LAWS(CAL)-2012-3-112

STATE OF WEST BENGAL Vs. N BHAKAT

Decided On March 28, 2012
STATE OF WEST BENGAL Appellant
V/S
N Bhakat Respondents

JUDGEMENT

(1.) THE Court: A seemingly irrelevant submission on behalf of the respondent contractor afforded the Court an opportunity for course correction and appreciate that the quality and quantity of the evidence that was before the arbitrator and that may have satisfied the arbitrator may ordinarily not be gone into by a Court in proceedings for annulment of an arbitral award.

(2.) THE primary ground urged by the petitioner in the present petition under sections 30 and 33 of the Arbitration Act, 1940 is that the claim could not have been carried to the reference since the contractor had no claim at all and, upon payment of the contractor's seventh RA and final bill on August 5,1986, the obligation of the employer stood completely discharged. In support of such case of accord and satisfaction, the petitioner refers to the letters dated August 5, 1986, August 25,1986, November 21,1986, February 15,1987, February 27, 1987 and March 21,1988. The petitioner suggests that notwithstanding it being evident from one or more of the letters that a reservation was expressed by the contractor at a later stage after receiving the payment against the final bill, it is evident that there was no grievance expressed or recorded by the contractor within any reasonable time of receipt of the final payment that the contractor had to accept such payment under coercion or duress or any other compulsion. The petitioner submits that parole evidence was essential for the claimant in the reference to establish that the employer was not discharged after the claimant received the payment without recording any immediate protest. The petitioner says that in the absence of oral evidence being adduced on behalf of the claimant in the reference, the arbitrator was bound to go by the contents of the letters that had been exchanged between the parties during the relevant period. The petitioner proceeds to add that nothing in those letters would suggest that there was anything that weighed on the contractor for the contractor to be constrained to accept the final payment without any protest.

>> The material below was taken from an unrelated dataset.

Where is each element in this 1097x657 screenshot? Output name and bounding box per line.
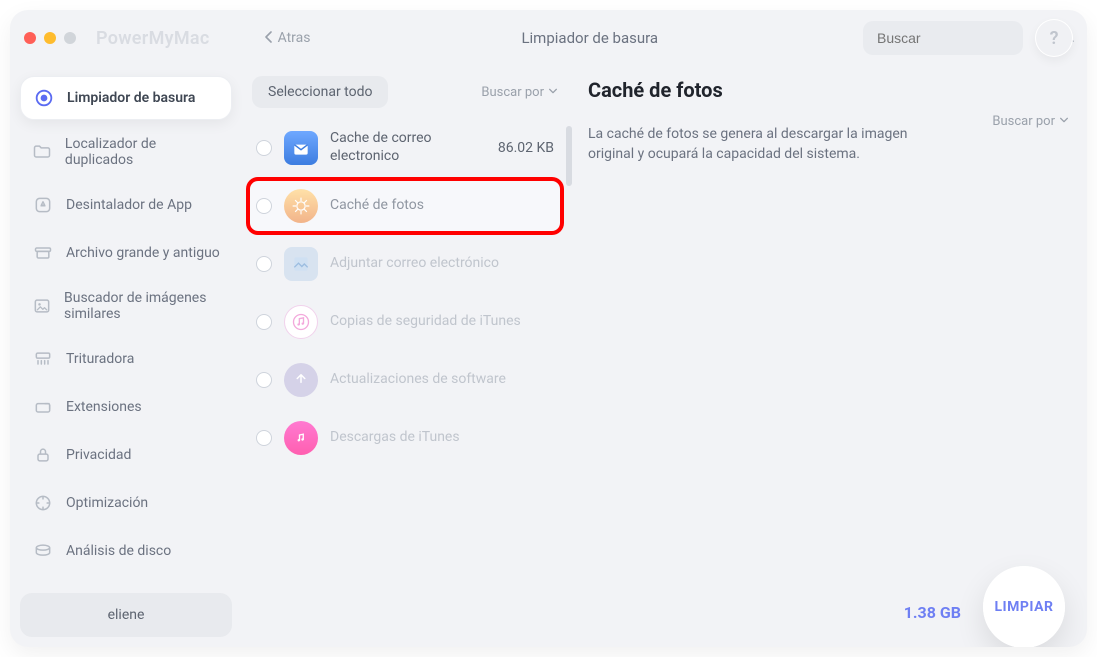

(3.) THERE is a line in one of the minutes which recorded that the contractor was not desirous of adducing oral evidence. The contractor did not proffer any reason for not calling any witness. The award does not record any reason as to why the contractor did not attempt to adduce oral evidence. Yet, it is submitted on behalf of the contractor, without any backing in support thereof in the pleadings, that the person in control of the contractor firm at the relevant time had expired prior to the reference being taken up, or, at any rate, prior to the time when the question of oral evidence came up. Since that was not a ground which was cited by the contractor for not adducing oral evidence and the reason is not recorded either in the award or in the affidavit filed on behalf of the contractor, such submission has to be regarded as utterly irrelevant and cannot be given any credence. What such submission highlights, however, is that there would be many considerations as to how the quality or the quantity of the evidence would weigh with one and how it would be seen by another. Once an arbitrator or arbitral tribunal, the consensual forum of the parties, is posted with the authority to adjudicate upon the disputes covered by the arbitration agreement, the tribunal is also accorded the jurisdiction to find the tools to make the assessment, subject to the award and the conduct of the reference being open to supervision by a Court of law and the award being open to scrutiny on the primary grounds of error of jurisdiction and serious irregularity.